In short, Australians must have confidence that the information they provide to authorities will only be used for the purpose of contact tracing, that the information will only be accessible to health officials who need to access it for that limited purpose and that all of the information collected by authorities will be deleted when this crisis is over.

None of these matters should be left to the discretion of authorities and, given the inadequacies of existing privacy legislation (both at the federal and state level), new legislation is likely to be required to provide these safeguards. Any such legislation should also include strong sanctions against the misuse of peoples personal information.

The Government must also urgently explain why the data collected from Australian app users will reportedly be stored on servers hosted by Amazon a foreign company. On the face of it, the inexplicable decision to award the storage contract to a US company (overlooking Australian companies already security cleared for just such a role) could mean that the personal information of Australian app users could be accessed by US law enforcement agencies. If this concern is not addressed, it is likely to be a serious impediment to building public confidence in the app.

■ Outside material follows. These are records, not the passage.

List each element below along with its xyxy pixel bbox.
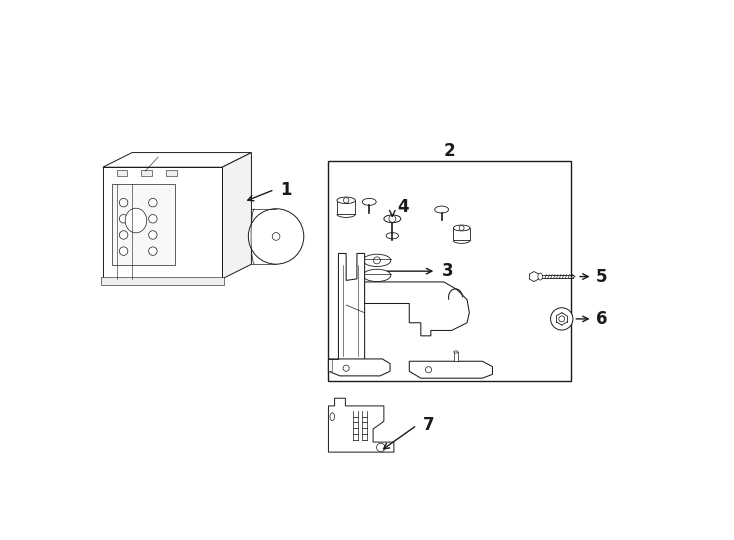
Circle shape xyxy=(120,231,128,239)
Polygon shape xyxy=(410,361,493,378)
Circle shape xyxy=(389,215,396,222)
Ellipse shape xyxy=(454,225,470,231)
Bar xyxy=(142,170,152,177)
Ellipse shape xyxy=(538,273,542,280)
Circle shape xyxy=(149,247,157,255)
Polygon shape xyxy=(222,153,252,279)
Bar xyxy=(337,200,355,214)
Circle shape xyxy=(120,198,128,207)
Ellipse shape xyxy=(363,284,390,296)
Circle shape xyxy=(550,308,573,330)
Bar xyxy=(328,161,571,381)
Circle shape xyxy=(120,247,128,255)
Polygon shape xyxy=(103,153,252,167)
Ellipse shape xyxy=(435,206,448,213)
Circle shape xyxy=(459,226,464,231)
Bar xyxy=(101,278,224,285)
Circle shape xyxy=(377,443,385,452)
Ellipse shape xyxy=(363,254,390,267)
Circle shape xyxy=(374,257,380,264)
Bar xyxy=(103,167,222,279)
Circle shape xyxy=(272,233,280,240)
Bar xyxy=(454,228,470,240)
Ellipse shape xyxy=(126,208,147,233)
Text: 4: 4 xyxy=(398,198,410,216)
Bar xyxy=(112,184,175,265)
Circle shape xyxy=(149,231,157,239)
Text: 7: 7 xyxy=(423,416,435,434)
Circle shape xyxy=(344,198,349,203)
Polygon shape xyxy=(328,359,390,376)
Text: 1: 1 xyxy=(280,180,291,199)
Bar xyxy=(117,170,128,177)
Ellipse shape xyxy=(386,233,399,239)
Polygon shape xyxy=(338,253,365,365)
Polygon shape xyxy=(529,272,539,281)
Polygon shape xyxy=(328,359,333,372)
Circle shape xyxy=(559,316,564,322)
Ellipse shape xyxy=(330,413,335,421)
Ellipse shape xyxy=(363,269,390,281)
Circle shape xyxy=(120,214,128,223)
Polygon shape xyxy=(328,398,394,452)
Text: 3: 3 xyxy=(442,262,454,280)
Ellipse shape xyxy=(454,351,458,353)
Circle shape xyxy=(149,198,157,207)
Polygon shape xyxy=(365,282,469,336)
Circle shape xyxy=(248,209,304,264)
Circle shape xyxy=(426,367,432,373)
Text: 5: 5 xyxy=(595,267,607,286)
Ellipse shape xyxy=(384,215,401,222)
Text: 2: 2 xyxy=(443,142,455,160)
Bar xyxy=(166,170,177,177)
Bar xyxy=(454,352,458,361)
Ellipse shape xyxy=(363,198,377,205)
Circle shape xyxy=(149,214,157,223)
Circle shape xyxy=(343,365,349,372)
Ellipse shape xyxy=(337,197,355,204)
Text: 6: 6 xyxy=(595,310,607,328)
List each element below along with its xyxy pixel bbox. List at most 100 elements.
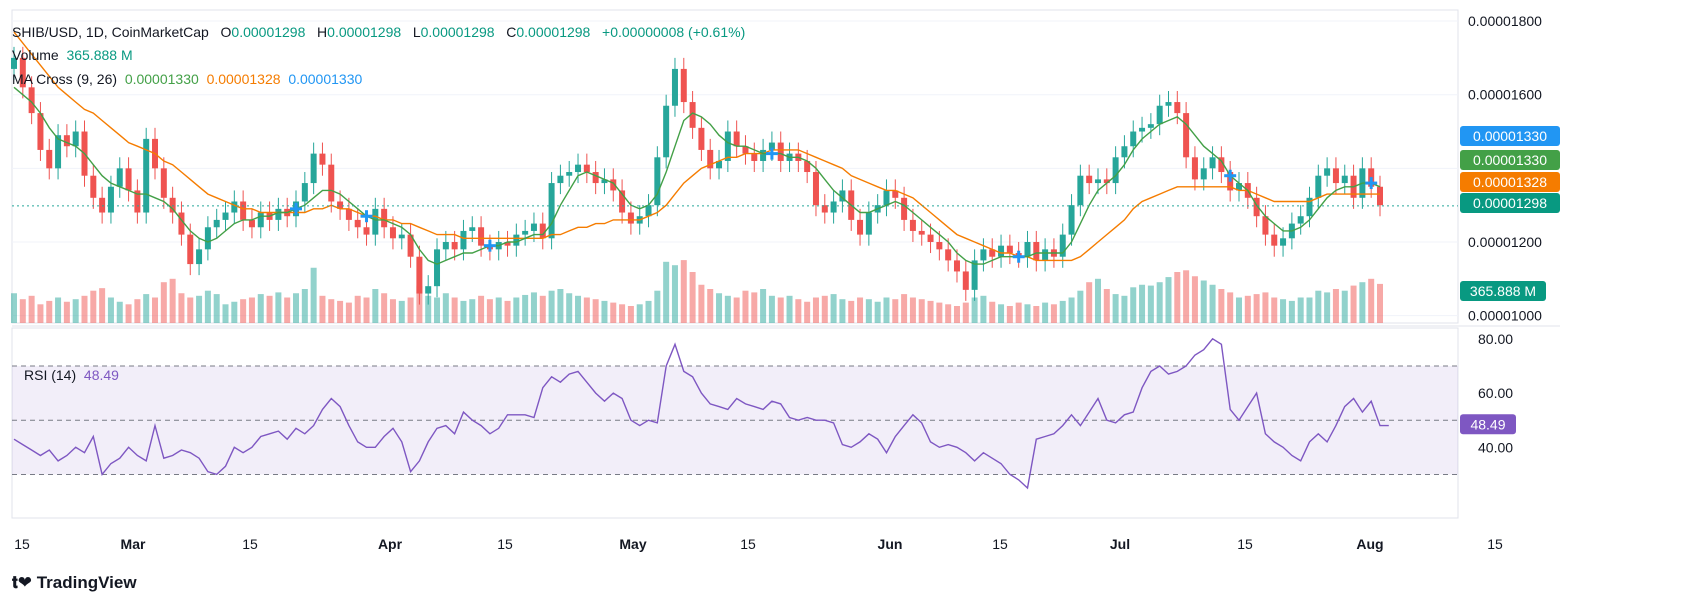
candle-body [918, 230, 925, 235]
volume-bar [169, 278, 176, 323]
rsi-value: 48.49 [83, 367, 119, 383]
candle-body [116, 168, 123, 187]
symbol-label[interactable]: SHIB/USD, 1D, CoinMarketCap [12, 24, 209, 40]
tradingview-logo[interactable]: 𝐭❤ TradingView [12, 573, 137, 593]
volume-bar [1350, 285, 1357, 323]
time-tick-label: Jun [878, 536, 903, 552]
candle-body [1165, 102, 1172, 106]
volume-bar [1103, 289, 1110, 323]
volume-label: Volume [12, 47, 59, 63]
volume-bar [1359, 282, 1366, 323]
volume-bar [310, 267, 317, 323]
candle-body [460, 230, 467, 250]
volume-bar [1015, 302, 1022, 323]
volume-bar [909, 297, 916, 323]
volume-bar [345, 302, 352, 323]
candle-body [143, 138, 150, 213]
volume-bar [1156, 282, 1163, 323]
rsi-band [12, 365, 1458, 475]
candle-body [619, 190, 626, 213]
candle-body [654, 157, 661, 206]
candle-body [1315, 175, 1322, 198]
volume-bar [566, 293, 573, 323]
candle-body [504, 241, 511, 246]
candle-body [1377, 186, 1383, 206]
volume-bar [187, 297, 194, 323]
volume-bar [557, 289, 564, 323]
candle-body [716, 160, 723, 169]
candle-body [601, 179, 608, 184]
volume-bar [751, 292, 758, 323]
candle-body [99, 197, 106, 213]
volume-bar [830, 294, 837, 323]
candle-body [530, 223, 537, 231]
volume-bar [99, 288, 106, 323]
volume-bar [222, 304, 229, 323]
volume-bar [63, 301, 70, 323]
time-tick-label: 15 [1487, 536, 1503, 552]
volume-bar [398, 300, 405, 323]
ma-legend[interactable]: MA Cross (9, 26) 0.00001330 0.00001328 0… [12, 71, 362, 87]
volume-bar [178, 293, 185, 323]
volume-bar [768, 295, 775, 323]
candle-body [434, 249, 441, 287]
volume-bar [1174, 272, 1181, 323]
volume-bar [1191, 276, 1198, 323]
price-badge [1460, 126, 1560, 146]
ma-cross-marker [360, 210, 373, 223]
volume-bar [442, 293, 449, 323]
volume-bar [575, 295, 582, 323]
candle-body [37, 113, 44, 150]
volume-badge [1460, 281, 1546, 301]
volume-bar [998, 304, 1005, 323]
volume-bar [81, 295, 88, 323]
volume-bar [654, 290, 661, 323]
volume-bar [583, 297, 590, 323]
ma-label: MA Cross (9, 26) [12, 71, 118, 87]
volume-bar [839, 299, 846, 323]
candle-body [301, 183, 308, 202]
volume-bar [160, 282, 167, 323]
volume-bar [37, 304, 44, 323]
candle-body [901, 197, 908, 220]
volume-bar [1068, 297, 1075, 323]
candle-body [1024, 241, 1031, 257]
volume-legend[interactable]: Volume 365.888 M [12, 47, 133, 63]
candle-body [1156, 105, 1163, 125]
volume-bar [107, 297, 114, 323]
ma-fast-line [13, 86, 1381, 265]
volume-bar [363, 297, 370, 323]
candle-body [689, 102, 696, 128]
candle-body [1262, 216, 1269, 235]
volume-bar [1368, 278, 1375, 323]
candle-body [936, 241, 943, 250]
candle-body [1121, 146, 1128, 158]
candle-body [328, 164, 335, 202]
candle-body [257, 212, 264, 228]
volume-bar [724, 295, 731, 323]
volume-bar [301, 289, 308, 323]
ma-slow-value: 0.00001328 [206, 71, 281, 87]
candle-body [354, 219, 361, 228]
volume-bar [486, 299, 493, 323]
candle-body [310, 153, 317, 184]
candle-body [425, 286, 432, 294]
volume-bar [936, 302, 943, 323]
candle-body [821, 205, 828, 213]
candle-body [319, 153, 326, 165]
candle-body [1059, 234, 1066, 257]
volume-bar [134, 299, 141, 323]
rsi-legend[interactable]: RSI (14) 48.49 [24, 367, 119, 383]
volume-bar [72, 299, 79, 323]
volume-bar [1147, 285, 1154, 323]
candle-body [945, 249, 952, 261]
candle-body [566, 172, 573, 176]
candle-body [134, 190, 141, 213]
candle-body [63, 135, 70, 147]
volume-bar [125, 304, 132, 323]
candle-body [909, 219, 916, 231]
volume-bar [293, 293, 300, 323]
volume-bar [1341, 290, 1348, 323]
volume-bar [857, 297, 864, 323]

Legislation is also likely to be necessary in order to ensure that the use of the app is and remains voluntary, legally and practically. This is because, while the Government has made it clear that the app will not be compulsory by law, it is possible that the app could become compulsory in effect (such as by private businesses requiring people to use the app as a condition of entering a premises).

Reportedly, the Government is looking at ways of addressing all of these concerns, including through new legislation. This is welcome.

From the outset, Labor has taken a constructive approach to the COVID-19 crisis. At all times, we have been looking for outcomes and not arguments.

Our approach to the proposed contact tracing app will be no different. We want the Government to get this right. And, given the need to build public confidence in order for this measure to be effective, it is important that the Government get this right from the outset.

We urge the Government to provide the Australian people with as much detail as possible about its proposal, including information about the design of the app and any related privacy impact assessments, so that the proposal can be properly scrutinised and debated and appropriate safeguards put in place before it is rolled out.